Broadband Subscribers Eclipsing Cable TV Subscribers
An anonymous reader writes: High-speed internet has become an everyday tool for most people, and cord-cutters have dramatically slowed the growth of cable TV, so this had to happen eventually: broadband internet subscribers now outnumber cable TV subscribers among the top cable providers in the U.S. According to a new report, these providers account for 49,915,000 broadband subscribers, edging out the number of cable subscribers by about 5,000. As Re/code's Peter Kafka notes, this means that for better or worse, the cable guys are now the internet guys. Kafka says their future is "selling you access to data pipes, and pay TV will be one of the things you use those pipes for."
It doesn't matter which channel you watch, all cable content is total crap these days.

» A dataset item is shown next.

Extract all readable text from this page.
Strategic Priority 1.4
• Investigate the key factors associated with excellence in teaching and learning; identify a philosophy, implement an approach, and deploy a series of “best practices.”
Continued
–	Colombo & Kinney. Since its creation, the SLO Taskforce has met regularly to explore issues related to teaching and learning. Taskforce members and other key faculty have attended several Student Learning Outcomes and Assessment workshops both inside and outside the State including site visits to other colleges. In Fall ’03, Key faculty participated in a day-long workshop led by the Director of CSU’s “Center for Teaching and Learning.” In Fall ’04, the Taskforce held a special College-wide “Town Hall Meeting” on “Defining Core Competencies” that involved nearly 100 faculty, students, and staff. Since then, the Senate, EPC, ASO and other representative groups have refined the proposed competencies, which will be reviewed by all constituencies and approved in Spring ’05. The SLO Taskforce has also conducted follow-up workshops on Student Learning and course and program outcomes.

You have basically four choices: "sports" involving obscenely overpaid multimillionaires, ultra-liberal "documentaries", "reality" freakshows, and manic "newscasts".
At least the Internet provides content that has some value. The recent nonsense in St. Louis is a great example of this. Cable news channels have gone out of their way to make the rioters appear to be "victims", to portray the guy who got shot as some sort of an "angel", and to refuse to acknowledge that the guy who got shot had just robbed a convenience store, assaulting somebody in the process, and most likely attacked a police officer.
The Internet coverage of this incident has been far better. It doesn't just give one side of the story, but instead provides as much information as possible. Intelligent, and even unintelligent, people know that they're better off getting the full picture from the Internet than they are watching cable news and getting a sanitized version of the events.
So of course cable viewership will drop off, as people get tired of the crap that's on there, and move to the Internet where the content is better.